Ifemelu sat close to the door; the fan on the chipped table was turned on high but did little for the stuffiness in the room. Next to the fan were combs, packets of hair attachments, magazines bulky with loose pages, piles of colorful DVDs. A broom was propped in one corner, near the candy dispenser and the rusty hair dryer that had not been used in a hundred years. On the TV screen, a father was beating two children, wooden punches that hit the air above their heads.

“No! Bad father! Bad man!” the other braider said, staring at the TV and flinching.

“You from Nigeria?” Mariama asked.

“Yes,” Ifemelu said. “Where are you from?”

“Me and my sister Halima are from Mali. Aisha is from Senegal,” Mariama said.

Aisha did not look up, but Halima smiled at Ifemelu, a smile that, in its warm knowingness, said welcome to a fellow African; she would not smile at an American in the same way. She was severely cross-eyed, pupils darting in opposite directions, so that Ifemelu felt thrown offbalance, not sure which of Halima’s eyes was on her.

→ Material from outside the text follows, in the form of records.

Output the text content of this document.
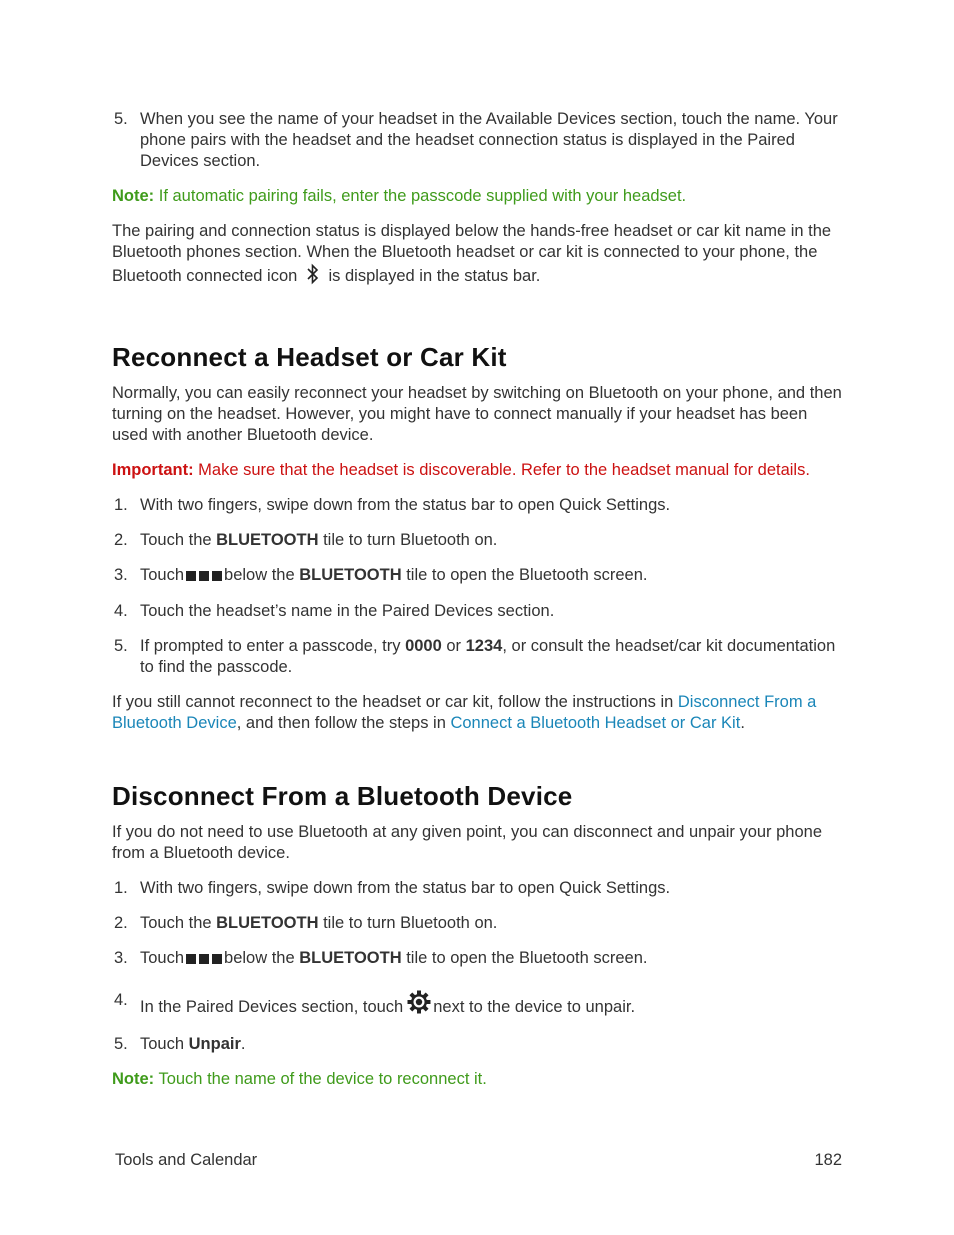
5. When you see the name of your headset in the Available Devices section, touch the name. Your phone pairs with the headset and the headset connection status is displayed in the Paired Devices section.

Note: If automatic pairing fails, enter the passcode supplied with your headset.

The pairing and connection status is displayed below the hands-free headset or car kit name in the Bluetooth phones section. When the Bluetooth headset or car kit is connected to your phone, the Bluetooth connected icon is displayed in the status bar.

Reconnect a Headset or Car Kit

Normally, you can easily reconnect your headset by switching on Bluetooth on your phone, and then turning on the headset. However, you might have to connect manually if your headset has been used with another Bluetooth device.

Important: Make sure that the headset is discoverable. Refer to the headset manual for details.

1. With two fingers, swipe down from the status bar to open Quick Settings.
2. Touch the BLUETOOTH tile to turn Bluetooth on.
3. Touch below the BLUETOOTH tile to open the Bluetooth screen.
4. Touch the headset’s name in the Paired Devices section.
5. If prompted to enter a passcode, try 0000 or 1234, or consult the headset/car kit documentation to find the passcode.

If you still cannot reconnect to the headset or car kit, follow the instructions in Disconnect From a Bluetooth Device, and then follow the steps in Connect a Bluetooth Headset or Car Kit.

Disconnect From a Bluetooth Device

If you do not need to use Bluetooth at any given point, you can disconnect and unpair your phone from a Bluetooth device.

1. With two fingers, swipe down from the status bar to open Quick Settings.
2. Touch the BLUETOOTH tile to turn Bluetooth on.
3. Touch below the BLUETOOTH tile to open the Bluetooth screen.
4. In the Paired Devices section, touch next to the device to unpair.
5. Touch Unpair.

Note: Touch the name of the device to reconnect it.

Tools and Calendar	182
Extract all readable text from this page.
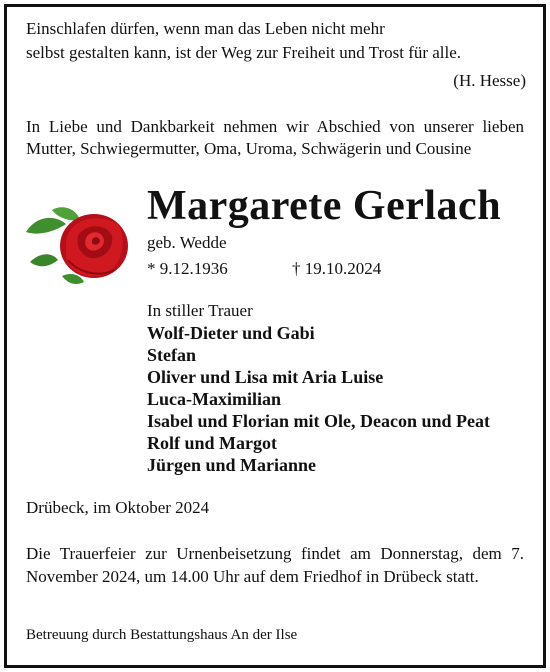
Einschlafen dürfen, wenn man das Leben nicht mehr

selbst gestalten kann, ist der Weg zur Freiheit und Trost für alle.

(H. Hesse)

In Liebe und Dankbarkeit nehmen wir Abschied von unserer lieben Mutter, Schwiegermutter, Oma, Uroma, Schwägerin und Cousine

Margarete Gerlach

geb. Wedde

* 9.12.1936	† 19.10.2024

In stiller Trauer

Wolf-Dieter und Gabi

Stefan

Oliver und Lisa mit Aria Luise

Luca-Maximilian

Isabel und Florian mit Ole, Deacon und Peat

Rolf und Margot

Jürgen und Marianne

Drübeck, im Oktober 2024

Die Trauerfeier zur Urnenbeisetzung findet am Donnerstag, dem 7. November 2024, um 14.00 Uhr auf dem Friedhof in Drübeck statt.

Betreuung durch Bestattungshaus An der Ilse
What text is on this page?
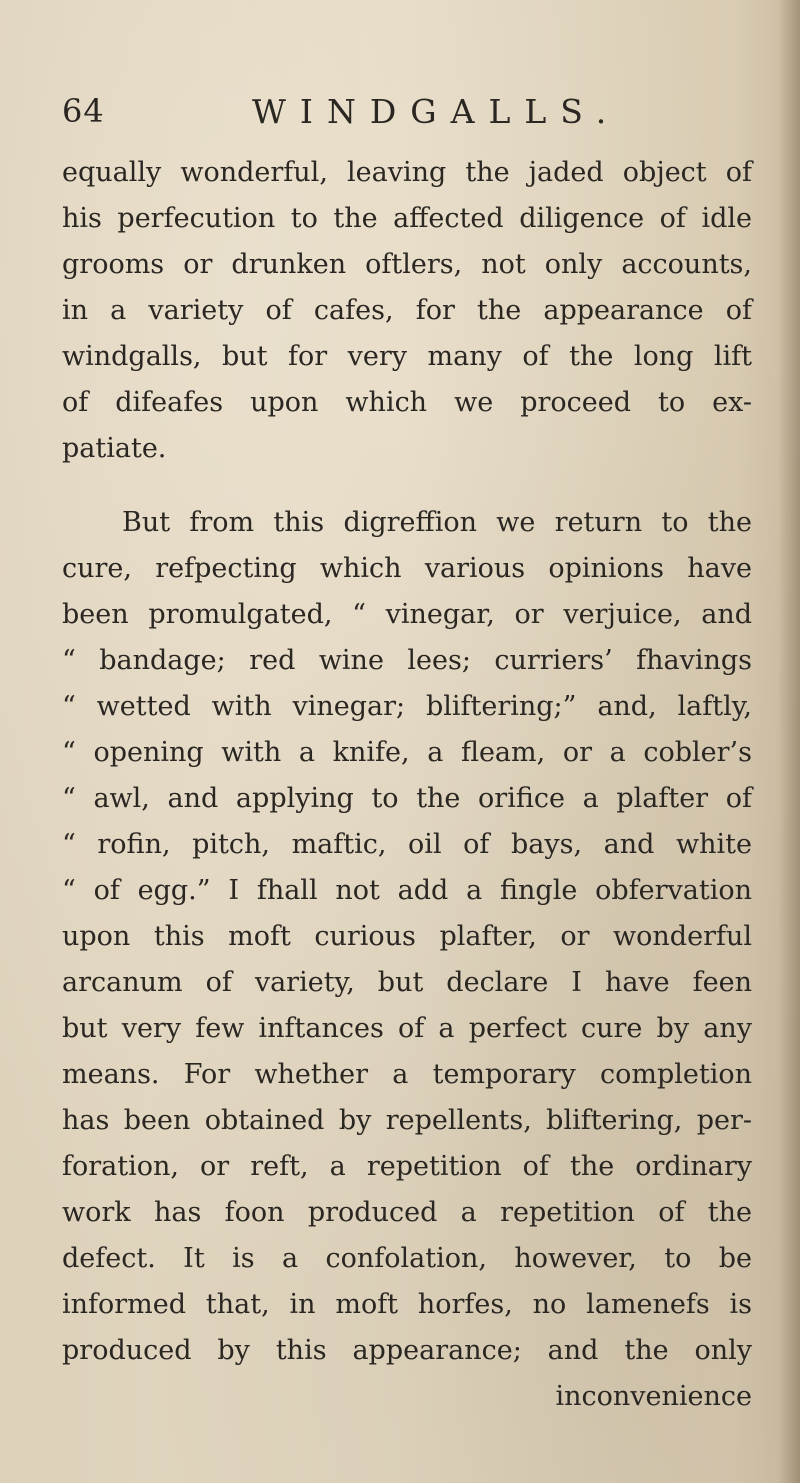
64	WINDGALLS.
equally wonderful, leaving the jaded object of
his perfecution to the affected diligence of idle
grooms or drunken oftlers, not only accounts,
in a variety of cafes, for the appearance of
windgalls, but for very many of the long lift
of difeafes upon which we proceed to ex-
patiate.
But from this digreffion we return to the
cure, refpecting which various opinions have
been promulgated, “ vinegar, or verjuice, and
“ bandage; red wine lees; curriers’ fhavings
“ wetted with vinegar; bliftering;” and, laftly,
“ opening with a knife, a fleam, or a cobler’s
“ awl, and applying to the orifice a plafter of
“ rofin, pitch, maftic, oil of bays, and white
“ of egg.” I fhall not add a fingle obfervation
upon this moft curious plafter, or wonderful
arcanum of variety, but declare I have feen
but very few inftances of a perfect cure by any
means. For whether a temporary completion
has been obtained by repellents, bliftering, per-
foration, or reft, a repetition of the ordinary
work has foon produced a repetition of the
defect. It is a confolation, however, to be
informed that, in moft horfes, no lamenefs is
produced by this appearance; and the only
inconvenience
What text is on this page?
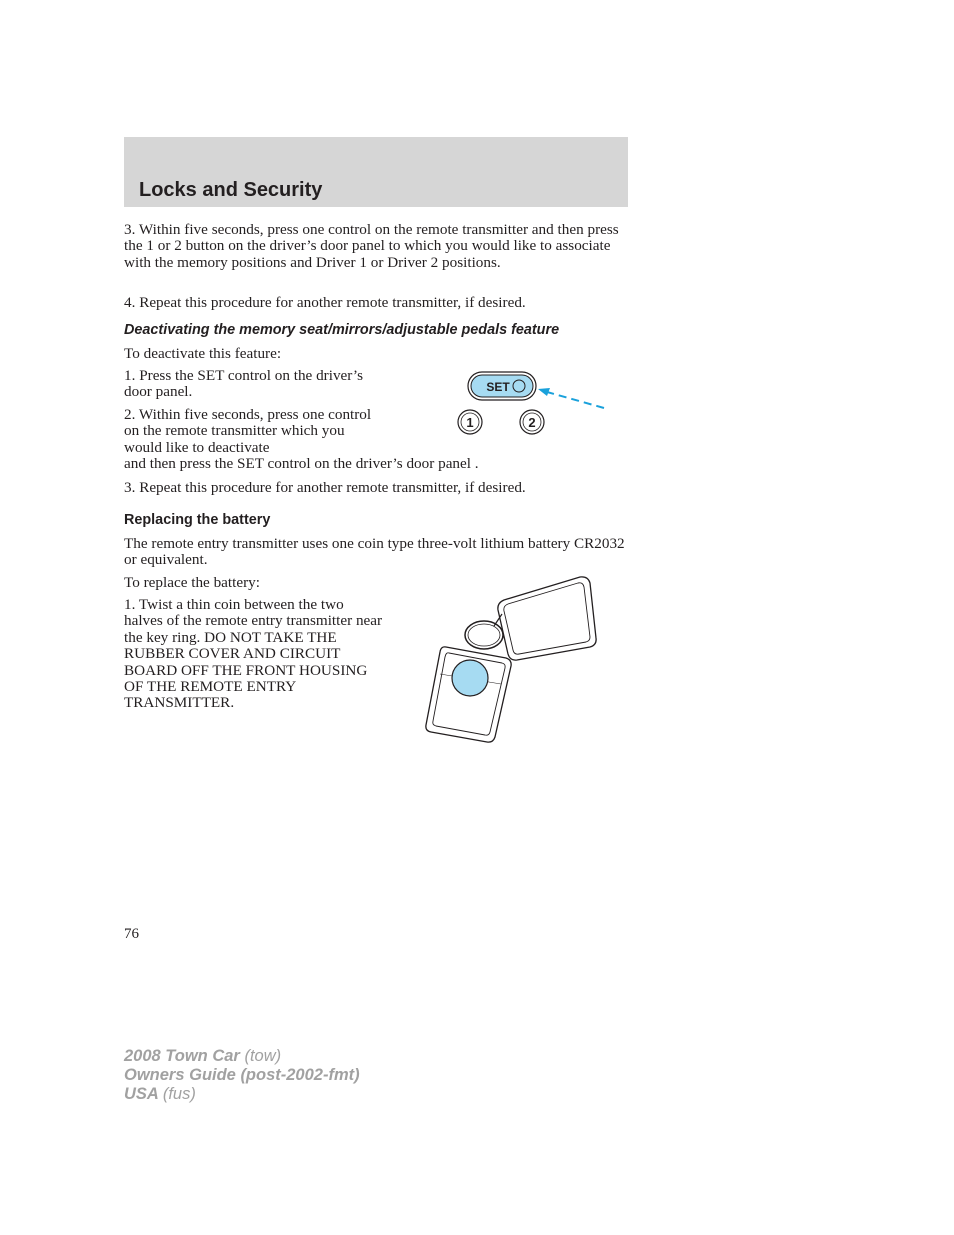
Locks and Security

3. Within five seconds, press one control on the remote transmitter and then press the 1 or 2 button on the driver’s door panel to which you would like to associate with the memory positions and Driver 1 or Driver 2 positions.

4. Repeat this procedure for another remote transmitter, if desired.

Deactivating the memory seat/mirrors/adjustable pedals feature

To deactivate this feature:

1. Press the SET control on the driver’s door panel.

2. Within five seconds, press one control on the remote transmitter which you would like to deactivate

and then press the SET control on the driver’s door panel .

3. Repeat this procedure for another remote transmitter, if desired.

SET
1	2
Replacing the battery

The remote entry transmitter uses one coin type three-volt lithium battery CR2032 or equivalent.

To replace the battery:

1. Twist a thin coin between the two halves of the remote entry transmitter near the key ring. DO NOT TAKE THE RUBBER COVER AND CIRCUIT BOARD OFF THE FRONT HOUSING OF THE REMOTE ENTRY TRANSMITTER.

76

2008 Town Car (tow)
Owners Guide (post-2002-fmt)
USA (fus)
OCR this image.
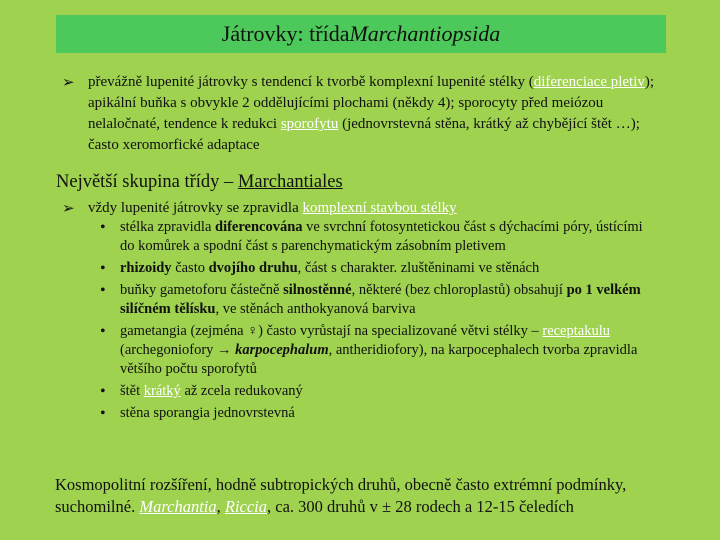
Játrovky: třída Marchantiopsida
➢ převážně lupenité játrovky s tendencí k tvorbě komplexní lupenité stélky (diferenciace pletiv); apikální buňka s obvykle 2 oddělujícími plochami (někdy 4); sporocyty před meiózou nelaločnaté, tendence k redukci sporofytu (jednovrstevná stěna, krátký až chybějící štět …); často xeromorfické adaptace
Největší skupina třídy – Marchantiales
➢ vždy lupenité játrovky se zpravidla komplexní stavbou stélky
• stélka zpravidla diferencována ve svrchní fotosyntetickou část s dýchacími póry, ústícími do komůrek a spodní část s parenchymatickým zásobním pletivem
• rhizoidy často dvojího druhu, část s charakter. zluštěninami ve stěnách
• buňky gametoforu částečně silnostěnné, některé (bez chloroplastů) obsahují po 1 velkém silíčném tělísku, ve stěnách anthokyanová barviva
• gametangia (zejména ♀) často vyrůstají na specializované větvi stélky – receptakulu (archegoniofory → karpocephalum, antheridiofory), na karpocephalech tvorba zpravidla většího počtu sporofytů
• štět krátký až zcela redukovaný
• stěna sporangia jednovrstevná
Kosmopolitní rozšíření, hodně subtropických druhů, obecně často extrémní podmínky, suchomilné. Marchantia, Riccia, ca. 300 druhů v ± 28 rodech a 12-15 čeledích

Ifemelu fanned herself with a magazine. “It’s so hot,” she said. At least, these women would not say to her “You’re hot? But you’re from Africa!”

“This heat wave is very bad. Sorry the air conditioner broke yesterday,” Mariama said.

Ifemelu knew the air conditioner had not broken yesterday, it had been broken for much longer, perhaps it had always been broken; still she nodded and said that perhaps it had packed up from overuse. The phone rang. Mariama picked it up and after a minute said, “Come now,” the very words that had made Ifemelu stop making appointments with African hair braiding salons. Come now, they always said, and then you arrived to find two people waiting to get micro braids and still the owner would tell you “Wait, my sister is coming to help.” The phone rang again and Mariama spoke in French, her voice rising, and she stopped braiding to gesture with her hand as she shouted into the phone. Then she unfolded a yellow Western Union form from her pocket and began reading out the numbers. “Trois! Cinq! Non, non, cinq!”